OP-ED from Sheikh Ahmad Al Fahad Al-Sabah – President of the Association of National Olympic Committees
The role of the Association of National Olympic Committees [ANOC] is to protect and promote the rights of the world’s 204 NOCs. Never is that role more critical than during the preparation and delivery of the Olympic Games. Because if an NOC is well looked after, its athletes are well looked after. And it is the well looked after athletes who go faster, jump higher, are stronger when it matters.
NOCs hold the key to setting the stage for immortal moments
If the Olympic Games is supposed to be the ultimate stage for elite athletic performance, then Sochi 2014 was one of the most effectively executed Olympic Games in history. The Organising Committee did indeed provide the ultimate stage for NOCs and their teams, and in turn they provided the immortal moments of Olympic magic that only occur when every need is met.
We are all still enjoying that glow of post-Games euphoria, but the early feedback ANOC has received from our primary stakeholders – the NOCs – has been objectively and universally outstanding. The accommodations in the Olympic Village were modern, convivial and more spacious than at any other Games in history. The transport network was convenient and reliable, connecting compact clusters with minimal travel times.

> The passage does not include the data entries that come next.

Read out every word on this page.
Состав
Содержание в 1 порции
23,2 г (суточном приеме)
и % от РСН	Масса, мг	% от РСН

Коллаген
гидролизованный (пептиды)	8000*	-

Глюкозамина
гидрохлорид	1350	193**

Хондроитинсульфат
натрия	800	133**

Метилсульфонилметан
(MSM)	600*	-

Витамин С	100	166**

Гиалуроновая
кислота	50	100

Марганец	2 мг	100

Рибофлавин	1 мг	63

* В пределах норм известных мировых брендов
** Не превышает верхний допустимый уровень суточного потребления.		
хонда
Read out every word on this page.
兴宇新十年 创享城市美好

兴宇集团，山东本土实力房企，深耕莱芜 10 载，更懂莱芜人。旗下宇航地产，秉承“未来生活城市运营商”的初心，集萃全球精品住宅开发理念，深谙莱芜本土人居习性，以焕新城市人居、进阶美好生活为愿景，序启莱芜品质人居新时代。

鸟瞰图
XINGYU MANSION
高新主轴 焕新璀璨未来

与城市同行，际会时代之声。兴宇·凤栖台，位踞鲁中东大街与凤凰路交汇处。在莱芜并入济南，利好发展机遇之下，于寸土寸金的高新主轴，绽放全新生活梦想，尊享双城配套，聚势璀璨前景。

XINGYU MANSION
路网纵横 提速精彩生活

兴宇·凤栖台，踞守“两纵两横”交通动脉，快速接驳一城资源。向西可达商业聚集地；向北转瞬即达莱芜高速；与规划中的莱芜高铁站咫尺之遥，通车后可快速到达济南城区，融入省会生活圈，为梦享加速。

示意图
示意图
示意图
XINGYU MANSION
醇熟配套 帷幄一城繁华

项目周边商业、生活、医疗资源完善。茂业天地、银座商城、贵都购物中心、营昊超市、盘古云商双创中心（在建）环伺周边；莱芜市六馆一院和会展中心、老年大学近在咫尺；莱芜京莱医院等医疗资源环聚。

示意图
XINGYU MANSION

The training and competition venues were state-of-the-art.
Sochi 2014 took the most complex event on the planet, against a complex geopolitical backdrop, and made it purely and simply about one thing: sport. Russia’s first Winter Games was a testament to the vision, ambition and relentless commitment to excellence of the IOC, the Russian government, the Russian Olympic Committee and the OCOG; for that they deserve our respect and our gratitude.
Now, the task for ANOC is to work with the participating NOCs – a record 88 in Sochi – to identify, objectively, what worked; not to aggrandise, but to analyse. We must ensure that the things that worked in Sochi become part of the Winter Games blueprint, to be replicated again and again and again. Every Games must have its own distinctive character, but there are fundamental best practices that should be consistent to all.
Of course, the event was not flawless. And because we Olympic Movement administrators must strive for perfection, like the athletes we serve, we must identify where Sochi 2014’s concept and delivery can be improved upon. I envisage issues like pre-Games access to training venues and the sometimes heavy-handed doping control procedures featuring prominently in the feedback we collate from NOCs.
In the short term, the conclusions ANOC presents on behalf of the NOCs of the world at June’s official Sochi 2014 debrief should provide a yardstick for the PyeongChang 2018 Organising Committee and the 2022 Bid Cities. In the long term, this is – I believe – a critical process in the evolution of the Olympic Movement, one geared specifically towards ensuring the enduring quality and relevance of the Olympic Games product.
Of course, as we saw during Thomas Bach’s bold first IOC Session as President, the Olympic Games is just one element on this sweeping programme of reform and modernisation; nothing is off the table. The NOCs of the world, represented on the global stage by ANOC, are fully behind Agenda 2020. Together, we are already taking our own steps towards reform and modernisation that will reinforce President Bach’s objectives.
At the end of March, ANOC’s nine new Commissions and Working Groups will convene for the first time, ahead of our Executive Council meetings in Kuwait. These specialised taskforces will bring together recognised experts in fields ranging from marketing, to sports medicine, to youth engagement. They will stimulate action on the most pressing issues facing NOCs today, and they will deliver tangible results. ANOC will also be sending the 204 NOCs a questionnaire similar to the one presented at the IOC Session. We expect many NOCs to give their own proposals for Agenda 2020, which ANOC will distil into an official document to be handed over to the IOC.
At the IOC Session in Sochi, President Bach was able to elicit interventions from the majority of the membership. I hope that we can recreate that spirit of collaboration and creativity during our meetings in Kuwait. ANOC has a pivotal contribution to make to the long-term health and sustainability of the Olympic Movement, under the leadership of the IOC. The Sochi 2014 debriefing process and the work of the nine Commissions and Working Groups is a fantastic opportunity to harness the collective wisdom, insight and vision of the world’s NOCs. We experienced excellence at Sochi 2014; we must never accept anything less.